June 2, 2008 - Updated on January 20, 2016

Deutsche Telekom admits having monitored journalists' phone calls

Reporters Without Borders is shocked by German telecommunications giant Deutsche Telekom's admission on 24 May that phone calls between members of its staff and journalists working for Financial Times Deutschland, Capital and other news media were monitored at its behest.

“It is astonishing that a company such as Deutsche Telekom could monitor journalists' phone calls in complete violation of the law,” Reporters Without Borders said. “It is vital that the federal government, which is Deutsche Telekom's biggest shareholder, should pursue its investigation and identify all those responsible. We will follow this case very carefully and we will be on the lookout for similar practices by other German companies.”

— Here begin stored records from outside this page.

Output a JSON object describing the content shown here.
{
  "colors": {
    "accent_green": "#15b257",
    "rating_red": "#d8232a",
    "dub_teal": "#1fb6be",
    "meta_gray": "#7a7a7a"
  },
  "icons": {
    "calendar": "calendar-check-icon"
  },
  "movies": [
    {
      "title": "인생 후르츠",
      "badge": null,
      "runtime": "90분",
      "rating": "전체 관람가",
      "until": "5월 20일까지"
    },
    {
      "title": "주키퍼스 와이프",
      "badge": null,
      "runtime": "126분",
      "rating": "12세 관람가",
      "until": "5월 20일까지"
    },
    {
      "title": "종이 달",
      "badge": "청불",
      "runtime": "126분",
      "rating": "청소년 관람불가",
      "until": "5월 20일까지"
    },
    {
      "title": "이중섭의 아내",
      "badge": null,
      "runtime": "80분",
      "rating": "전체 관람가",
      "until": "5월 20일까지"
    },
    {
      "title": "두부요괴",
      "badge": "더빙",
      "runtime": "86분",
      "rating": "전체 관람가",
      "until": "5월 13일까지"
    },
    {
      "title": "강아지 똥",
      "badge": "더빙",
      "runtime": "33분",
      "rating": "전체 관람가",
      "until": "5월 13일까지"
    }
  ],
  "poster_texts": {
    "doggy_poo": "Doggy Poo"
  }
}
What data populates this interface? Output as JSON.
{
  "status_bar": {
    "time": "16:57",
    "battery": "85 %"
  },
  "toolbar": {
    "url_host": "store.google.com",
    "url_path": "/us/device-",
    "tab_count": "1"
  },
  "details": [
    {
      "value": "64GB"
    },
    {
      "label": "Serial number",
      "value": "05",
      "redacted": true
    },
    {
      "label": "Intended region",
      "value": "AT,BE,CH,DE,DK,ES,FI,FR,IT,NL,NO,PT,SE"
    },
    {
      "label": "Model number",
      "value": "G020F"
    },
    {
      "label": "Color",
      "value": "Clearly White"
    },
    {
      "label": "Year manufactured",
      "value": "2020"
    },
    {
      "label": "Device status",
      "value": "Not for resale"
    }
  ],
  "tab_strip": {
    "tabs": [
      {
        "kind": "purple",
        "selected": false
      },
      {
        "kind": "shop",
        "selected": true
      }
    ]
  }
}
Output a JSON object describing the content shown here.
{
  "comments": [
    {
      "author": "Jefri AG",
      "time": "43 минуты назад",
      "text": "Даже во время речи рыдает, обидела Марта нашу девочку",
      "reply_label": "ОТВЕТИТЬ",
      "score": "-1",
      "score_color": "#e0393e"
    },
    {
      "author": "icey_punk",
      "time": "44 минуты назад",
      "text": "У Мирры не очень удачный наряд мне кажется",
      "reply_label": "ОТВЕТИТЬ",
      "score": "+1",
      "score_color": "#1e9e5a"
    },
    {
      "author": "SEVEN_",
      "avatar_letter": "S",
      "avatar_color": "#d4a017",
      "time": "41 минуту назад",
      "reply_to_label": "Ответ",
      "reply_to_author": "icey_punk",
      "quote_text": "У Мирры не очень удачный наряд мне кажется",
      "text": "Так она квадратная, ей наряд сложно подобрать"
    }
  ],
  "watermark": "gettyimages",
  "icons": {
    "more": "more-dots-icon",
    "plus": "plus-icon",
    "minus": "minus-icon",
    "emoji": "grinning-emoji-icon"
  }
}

Deutsche Telekom was facing serious economic problems in its fixed phone line department in 2005 and 2006 and then CEO Kai-Uwe Ricke acknowledged in an interview for Der Spiegel that the company was worried by the fact that many confidential documents of great strategic importance were being leaked to the press.

Deutsche Telekom's management reportedly used an outside company specialising in information technology security to gather data about phone calls between some of the members of its supervisory board and the press with the aim of identifying the source of the leaks.

In a press release on 24 May, Deutsche Telekom acknowledged “the illegal use of communications data” but denied tapping any calls. Only “the time, duration and identity of the callers” were recorded, and not the content of the calls, the company said.

Hans-Jürgen Knok, Deutsche Telekom's head of security from 1998 to 2004, has reportedly said communications monitoring of the same kind was carried by other companies quoted on the Frankfurt stock exchange.